Ferdinand. No, my dearest love,
I would not for the world:
Miranda. Yes, for a score of kingdoms you should wrangle,
And I would call it fair play.
The dominion the two have achieved is over the entire world.
The same process, symbolized in the story of Ferdinand and Miranda, is also depicted in the story of Francis Bacon and Pallas Athena. In the play Twelfth Night the twin infants Viola and Sebastian are separated in a shipwreck. In the Symposium, Aristophanes, says souls were originally created globular in shape, then Zeus cut them in half just as you or I might cut an apple in two. When Antonio says of Sebastian and Viola:
"How have you made division of yourself? An apple cleft in two is not more twinThan these two creatures. Which is Sebastian?"
He clearly alludes to the words of Aristophanes in the Symposium. When the ship is wrecked and Viola and Sebastian are cast into the sea and separated from each other Viola depicts the spirit/soul cleft in two like an apple, with the soul now setting forth on its cycle of incarnations in the world of material existence to attain its Ideal. Numerous sources, including the Seer, Edgar Cayce, endorsed the doctrine of twin souls, although a somewhat different light is cast upon this doctrine in The Tempest. In addition to the character Sebastian who represents Francis Bacon, Twelfth Night has Viola portraying Pallas Athena, as well as other characters portraying Francis Bacon's friends Anthony Bacon, Lancelot Andrewes, and Toby Matthews.
Just as the spirit that is Ferdinand guided the soul that is Miranda through her cycle of evolution during her many incarnations in the earth until she attained her Ideal, so the spirit that is Francis Bacon guided the soul that is Pallas Athena through her cycle of incarnations in the earth until she has attained her Ideal. The Ideal she attained was the epitome of all the wisdom in the world -- she became Pallas Athena --the Goddess of Wisdom: this is the significance of the title of the First Folio, --Shakespeare's (i.e., Pallas Athena's) Comedies, Histories, and Tragedies, a summary of the wisdom (truth) of the entire world.
We must realize, however, that The Tempest depicts a further stage in the cycle of the soul beyond the soul achieving its Ideal and dominion over the entire world. The spirit (Ferdinand) united with the soul (Miranda) carries the soul with it into the realm of God. The whole scenario here of the helplessness of Alonzo (God) in the Earth, or created universe; of his fear that He has lost his son; and of the eventual union of his son with Miranda and the restoring of Alonzo to his realm along with the restoring of his son (Ferdinand), who is now united with Miranda, to that realm seems to point to some deeper meaning.
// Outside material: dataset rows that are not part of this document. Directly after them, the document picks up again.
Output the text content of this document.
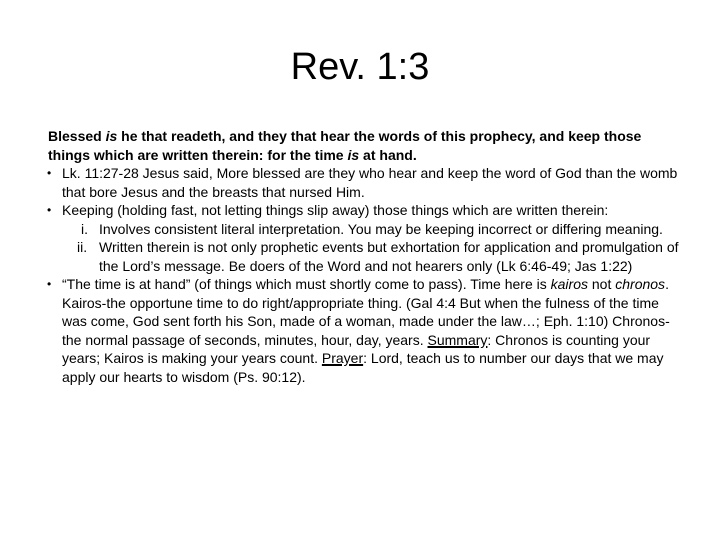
Rev. 1:3

Blessed is he that readeth, and they that hear the words of this prophecy, and keep those things which are written therein: for the time is at hand.

• Lk. 11:27-28 Jesus said, More blessed are they who hear and keep the word of God than the womb that bore Jesus and the breasts that nursed Him.
• Keeping (holding fast, not letting things slip away) those things which are written therein:
i. Involves consistent literal interpretation. You may be keeping incorrect or differing meaning.
ii. Written therein is not only prophetic events but exhortation for application and promulgation of the Lord’s message. Be doers of the Word and not hearers only (Lk 6:46-49; Jas 1:22)
• “The time is at hand” (of things which must shortly come to pass). Time here is kairos not chronos. Kairos-the opportune time to do right/appropriate thing. (Gal 4:4 But when the fulness of the time was come, God sent forth his Son, made of a woman, made under the law…; Eph. 1:10) Chronos-the normal passage of seconds, minutes, hour, day, years. Summary: Chronos is counting your years; Kairos is making your years count. Prayer: Lord, teach us to number our days that we may apply our hearts to wisdom (Ps. 90:12).
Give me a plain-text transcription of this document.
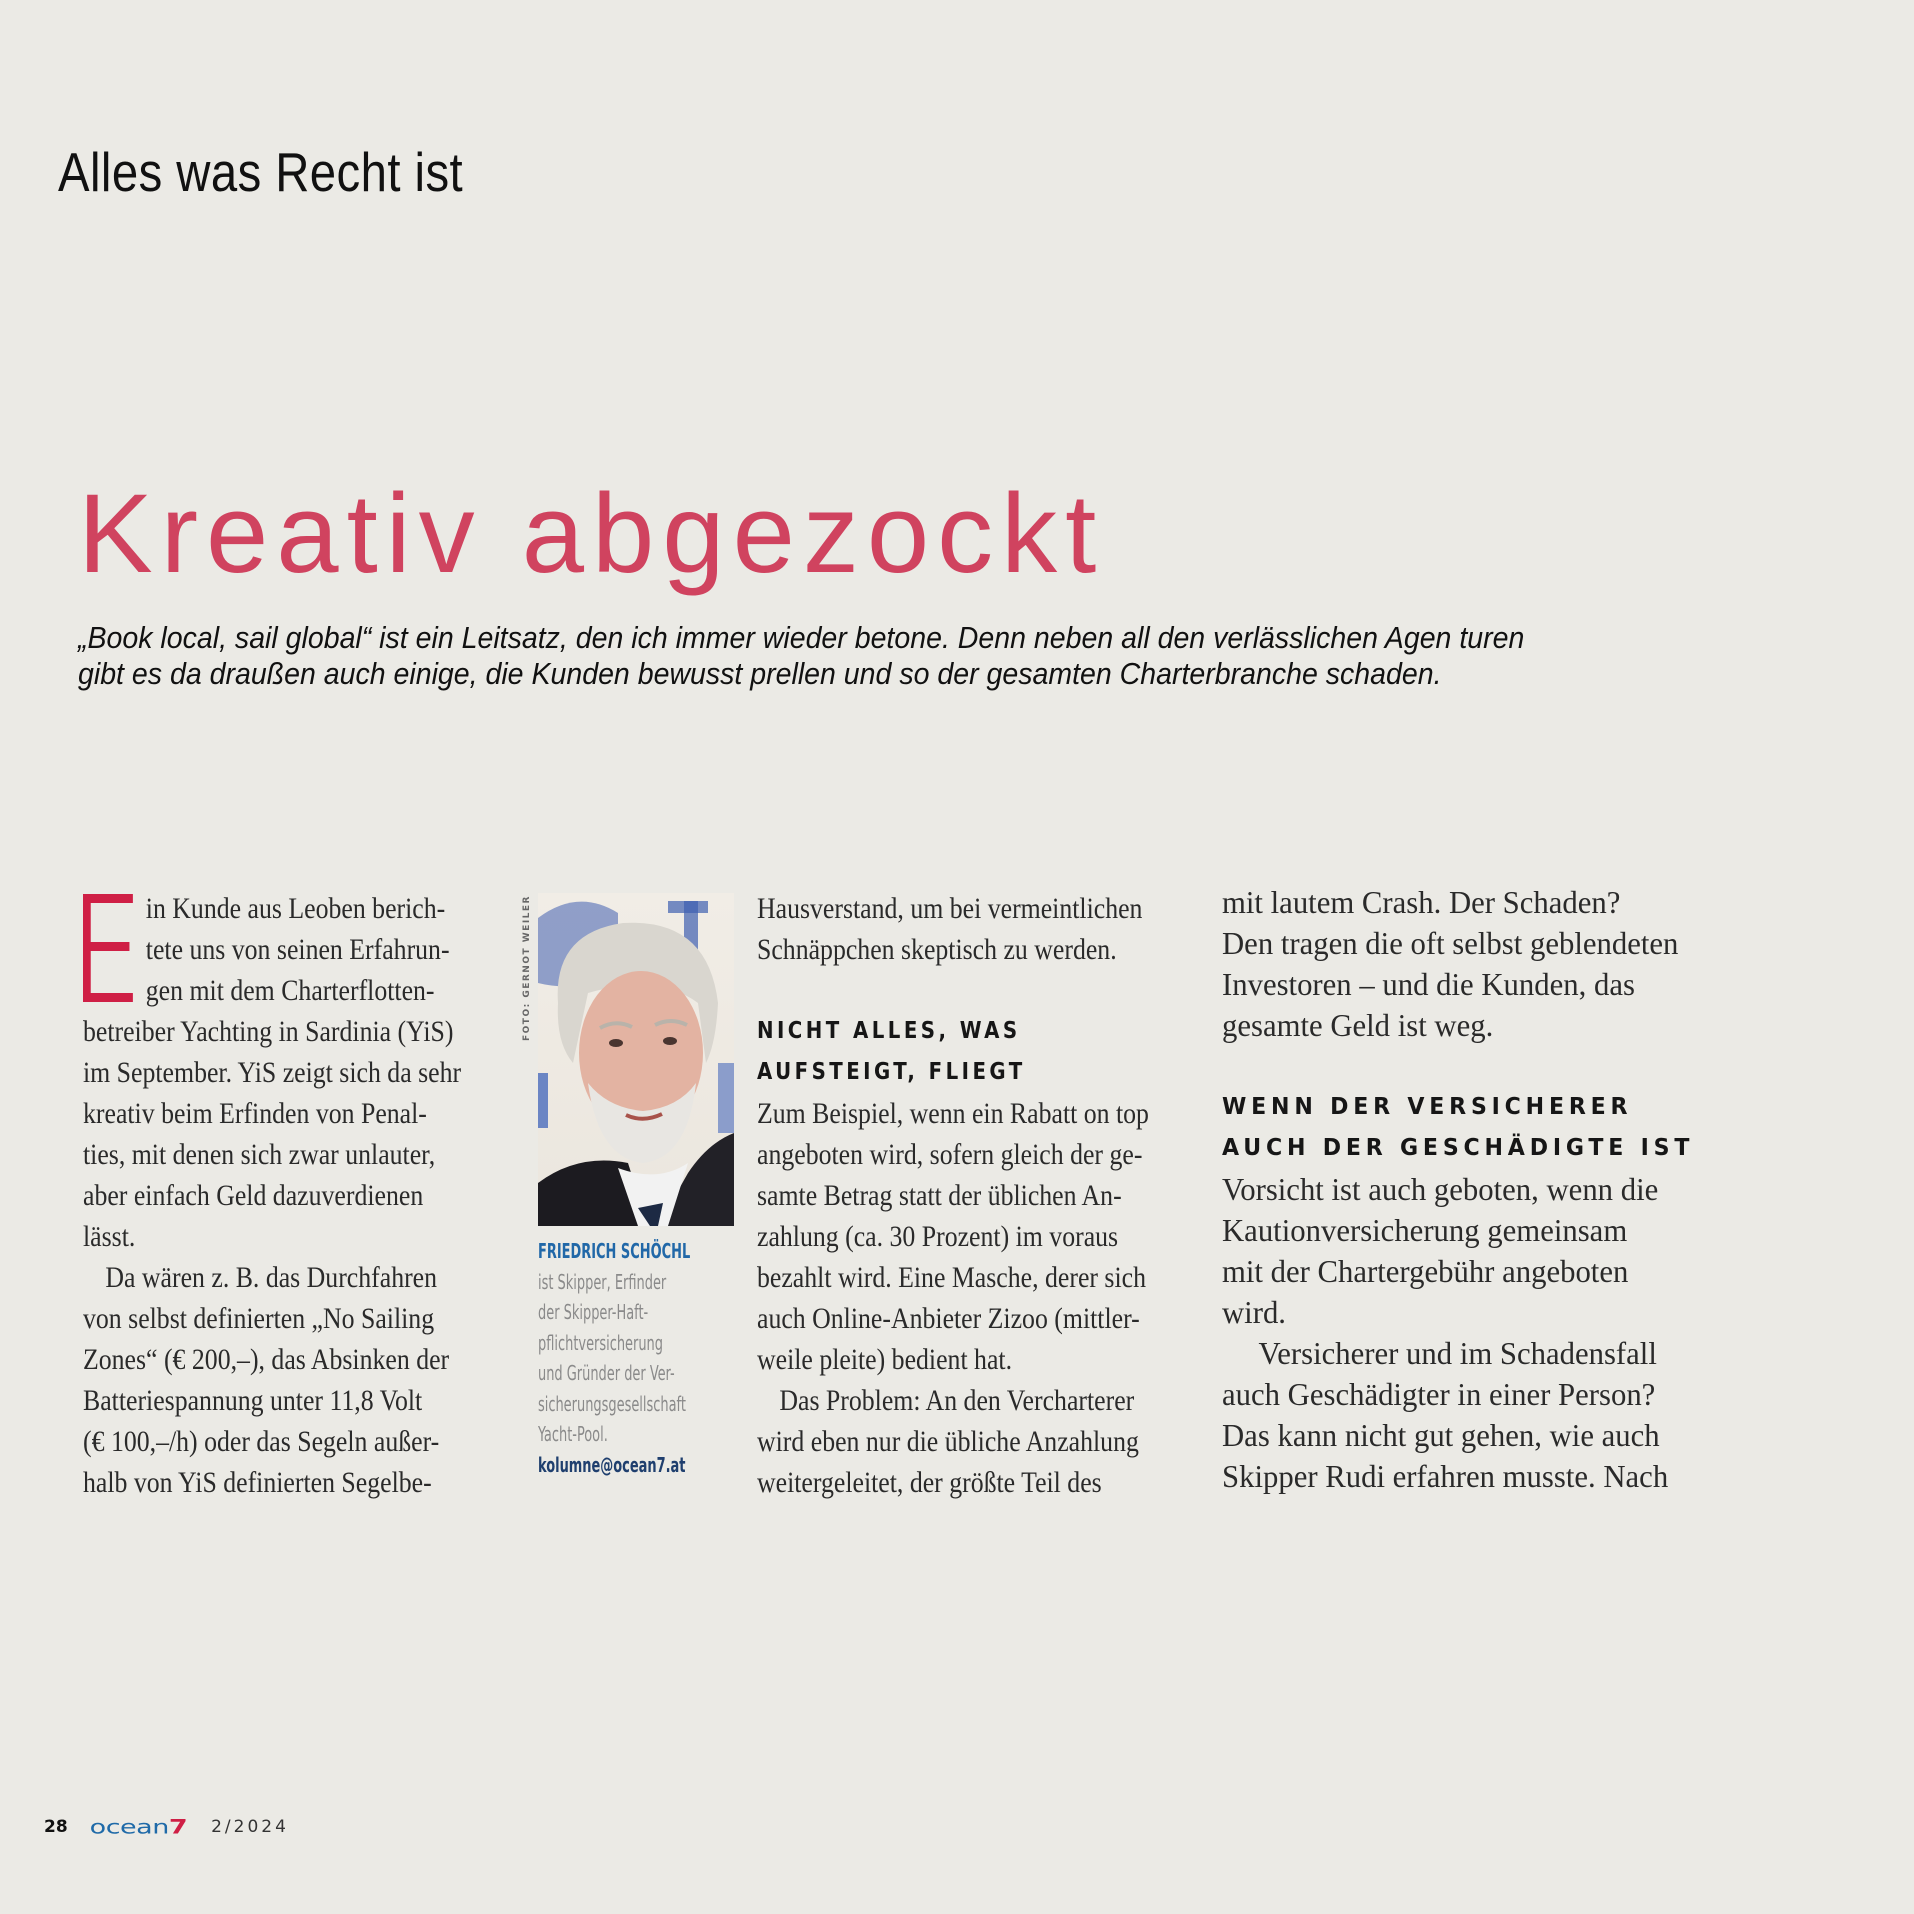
Alles was Recht ist
Kreativ abgezockt
„Book local, sail global“ ist ein Leitsatz, den ich immer wieder betone. Denn neben all den verlässlichen Agen turen
gibt es da draußen auch einige, die Kunden bewusst prellen und so der gesamten Charterbranche schaden.
in Kunde aus Leoben berich-
tete uns von seinen Erfahrun-
gen mit dem Charterflotten-
betreiber Yachting in Sardinia (YiS)
im September. YiS zeigt sich da sehr
kreativ beim Erfinden von Penal-
ties, mit denen sich zwar unlauter,
aber einfach Geld dazuverdienen
lässt.
Da wären z. B. das Durchfahren
von selbst definierten „No Sailing
Zones“ (€ 200,–), das Absinken der
Batteriespannung unter 11,8 Volt
(€ 100,–/h) oder das Segeln außer-
halb von YiS definierten Segelbe-
FOTO: GERNOT WEILER
FRIEDRICH SCHÖCHL
ist Skipper, Erfinder
der Skipper-Haft-
pflichtversicherung
und Gründer der Ver-
sicherungsgesellschaft
Yacht-Pool.
kolumne@ocean7.at
Hausverstand, um bei vermeintlichen
Schnäppchen skeptisch zu werden.
NICHT ALLES, WAS
AUFSTEIGT, FLIEGT
Zum Beispiel, wenn ein Rabatt on top
angeboten wird, sofern gleich der ge-
samte Betrag statt der üblichen An-
zahlung (ca. 30 Prozent) im voraus
bezahlt wird. Eine Masche, derer sich
auch Online-Anbieter Zizoo (mittler-
weile pleite) bedient hat.
Das Problem: An den Vercharterer
wird eben nur die übliche Anzahlung
weitergeleitet, der größte Teil des
mit lautem Crash. Der Schaden?
Den tragen die oft selbst geblendeten
Investoren – und die Kunden, das
gesamte Geld ist weg.
WENN DER VERSICHERER
AUCH DER GESCHÄDIGTE IST
Vorsicht ist auch geboten, wenn die
Kautionversicherung gemeinsam
mit der Chartergebühr angeboten
wird.
Versicherer und im Schadensfall
auch Geschädigter in einer Person?
Das kann nicht gut gehen, wie auch
Skipper Rudi erfahren musste. Nach
28 ocean7 2/2024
That meaning seems to be described by George Gurdjieff in his book Beelzebub's Tales to His Grandson for anyone capable of working their way through his convoluted verbiage. According to the curious narrative of Gurdjieff at one time the universe did not exist. There was only the Holy Sun Absolute, which was the dwelling place of God. But then God became aware that the Holy Sun Absolute was gradually shrinking, and if this continued would eventually disappear altogether. In order to prevent this God created the entire universe with the peculiar design that the highest results from the universe (i.e., the highest being bodies) continually fed back into the Holy Sun Absolute thus continually replenishing its volume. And this seems to be the same mythos that Bacon describes (in a much more concise manner) in his symbolic account of the story of Ferdinand and Miranda. It seems a peculiar idea that God to whom humans are continually moaning and groaning and pleading for help, should actually need our help, but then again, as the enlightened Mulla Nasrudin once noted -- we are upside down in this world.